I thanked her and begged her to keep her phone handy, which she promised to do. “Give me an update even if it’s not awkward,” she said. “And worst-case scenario, you have material for your blog!”
I laughed and hung up. So far, I had made eighty-seven cents off the blog. Not exactly a runaway success, but I only had three posts. I was afraid to post it on the WeddingWire or Weddingbee forums, even though that would generate readers
, because one of the brides might see it, so my only hits so far came from Google searches.
But I hadn’t written a post detailing the groomsman situation yet, so Becca was right. I could potentially get a juicy post out of this. I still hoped it would go smoothly instead though.
Before leaving the car, I typed help into a text message to her, but didn’t hit send. A good offense is the best defense and all. Thus armed against future humiliation, I took a deep breath, grabbed the bottle of wine I had brought as a de facto housewarming gift just in case other people did bring them, checked the address one more time against the number on the curb, and walked up to the front door.
“I love your dress!” Megan said, hugging me in greeting. “Is it new?”
“Borrowed.

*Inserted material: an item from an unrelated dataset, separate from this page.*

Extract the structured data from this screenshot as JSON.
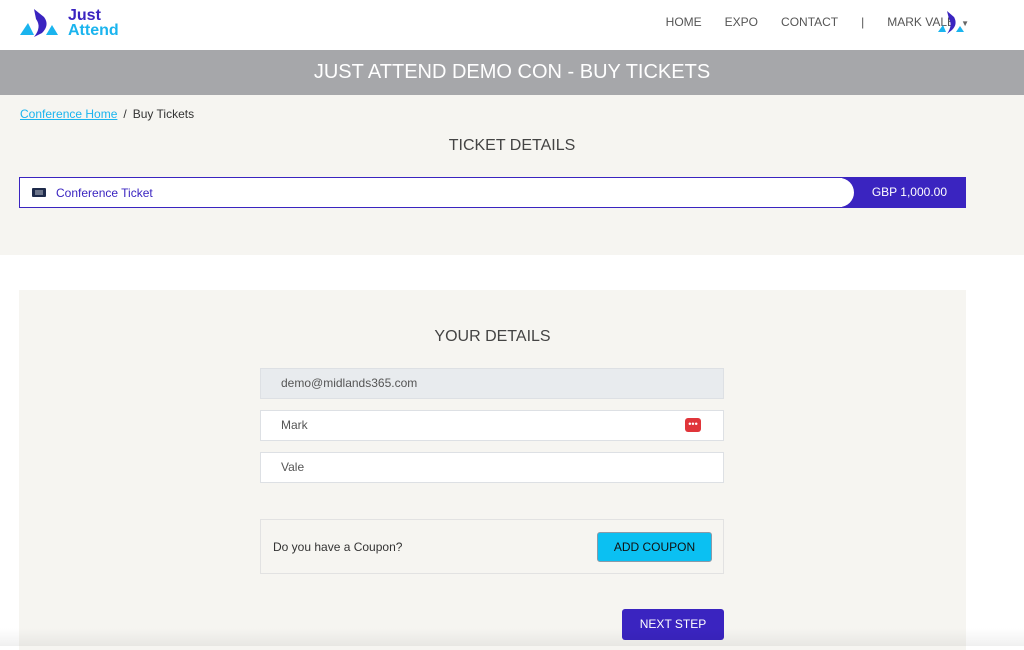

But neither new nor blue.”
“Come in, come in! Let me give you a quick tour!” She took the wine from me with a quick “You shouldn’t have,” and led me on a whirlwind tour of the house.

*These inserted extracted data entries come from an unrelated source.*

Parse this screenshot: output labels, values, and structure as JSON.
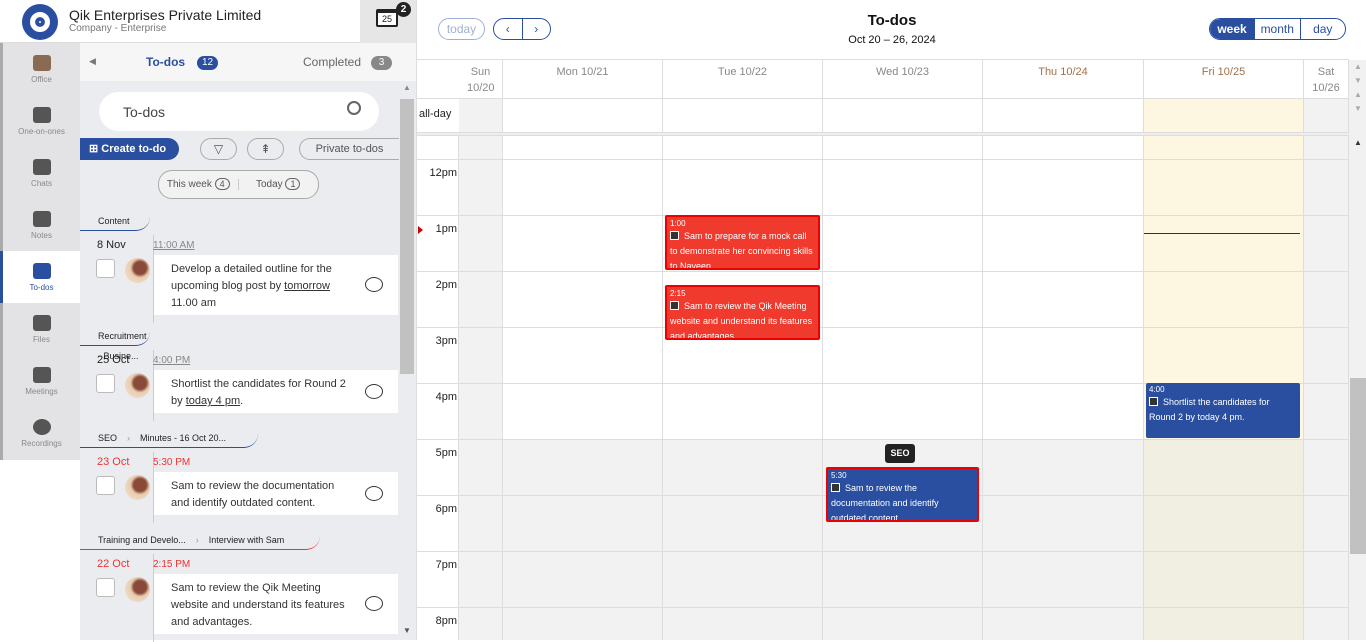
{
  "app": {
    "company": "Qik Enterprises Private Limited",
    "subtitle": "Company - Enterprise",
    "calendar_day": "25",
    "notification_count": "2"
  },
  "nav": [
    {
      "label": "Office",
      "icon": "briefcase-icon"
    },
    {
      "label": "One-on-ones",
      "icon": "people-icon"
    },
    {
      "label": "Chats",
      "icon": "chat-icon"
    },
    {
      "label": "Notes",
      "icon": "notes-icon"
    },
    {
      "label": "To-dos",
      "icon": "checkbox-icon",
      "active": true
    },
    {
      "label": "Files",
      "icon": "files-icon"
    },
    {
      "label": "Meetings",
      "icon": "meetings-icon"
    },
    {
      "label": "Recordings",
      "icon": "recordings-icon"
    }
  ],
  "panel": {
    "tab_todos": "To-dos",
    "todos_count": "12",
    "tab_completed": "Completed",
    "completed_count": "3",
    "search_value": "To-dos",
    "create_label": "Create to-do",
    "private_label": "Private to-dos",
    "this_week": "This week",
    "this_week_count": "4",
    "today": "Today",
    "today_count": "1",
    "items": [
      {
        "group": "Content",
        "date": "8 Nov",
        "time": "11:00 AM",
        "overdue": false,
        "text_a": "Develop a detailed outline for the upcoming blog post by ",
        "text_link": "tomorrow",
        "text_b": " 11.00 am"
      },
      {
        "group": "Recruitment - Busine...",
        "date": "25 Oct",
        "time": "4:00 PM",
        "overdue": false,
        "text_a": "Shortlist the candidates for Round 2 by ",
        "text_link": "today 4 pm",
        "text_b": "."
      },
      {
        "group": "SEO",
        "subgroup": "Minutes - 16 Oct 20...",
        "date": "23 Oct",
        "time": "5:30 PM",
        "overdue": true,
        "text_a": "Sam to review the documentation and identify outdated content.",
        "text_link": "",
        "text_b": ""
      },
      {
        "group": "Training and Develo...",
        "subgroup": "Interview with Sam",
        "date": "22 Oct",
        "time": "2:15 PM",
        "overdue": true,
        "text_a": "Sam to review the Qik Meeting website and understand its features and advantages.",
        "text_link": "",
        "text_b": ""
      }
    ]
  },
  "calendar": {
    "title": "To-dos",
    "range": "Oct 20 – 26, 2024",
    "today_btn": "today",
    "views": [
      "week",
      "month",
      "day"
    ],
    "active_view": "week",
    "allday": "all-day",
    "days": [
      "Sun 10/20",
      "Mon 10/21",
      "Tue 10/22",
      "Wed 10/23",
      "Thu 10/24",
      "Fri 10/25",
      "Sat 10/26"
    ],
    "hours": [
      "12pm",
      "1pm",
      "2pm",
      "3pm",
      "4pm",
      "5pm",
      "6pm",
      "7pm",
      "8pm"
    ],
    "events": [
      {
        "day": "Tue 10/22",
        "time": "1:00",
        "title": "Sam to prepare for a mock call to demonstrate her convincing skills to Naveen",
        "color": "#f03a2e"
      },
      {
        "day": "Tue 10/22",
        "time": "2:15",
        "title": "Sam to review the Qik Meeting website and understand its features and advantages",
        "color": "#f03a2e"
      },
      {
        "day": "Fri 10/25",
        "time": "4:00",
        "title": "Shortlist the candidates for Round 2 by today 4 pm.",
        "color": "#2a4fa0"
      },
      {
        "day": "Wed 10/23",
        "time": "5:30",
        "title": "Sam to review the documentation and identify outdated content",
        "color": "#2a4fa0"
      }
    ],
    "tooltip": "SEO"
  },
  "colors": {
    "brand": "#2a4fa0",
    "overdue": "#e33333",
    "today_bg": "#fdf7e1"
  }
}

The doorbell rang as we were heading back down from a glimpse of the upstairs and Megan shooed me toward the kitchen, where the island was made up as a bar. “Plenty of gin and olives. Make yourself a martini.”
I will not get drunk, I told myself. No matter how much easier it would make things, I will not get drunk. A glimpse around the living room showed two of the groomsmen playing a video game with Tim, while another perused the bookshelves and a fourth told a story to two of the other bridesmaids. I threw them a half-hearted wave as I crossed through the dining room, where more people were helping themselves to the platters of appetizers. I passed Megan’s parents and spoke to them for a few minutes, hoping desperately that I hadn’t done anything too embarrassing in front of them at the engagement party. They greeted me as warmly as ever, and, relieved, I excused myself to get a drink. One is fine, I rationalized.
A handful of people were seated at the kitchen table, more gathered by the back porch door off the kitchen, and two more at the bar area. I stiffened as a man behind the island looked up at me and smiled with obvious recognition. “Lily!” he said, coming around to kiss me on the cheek.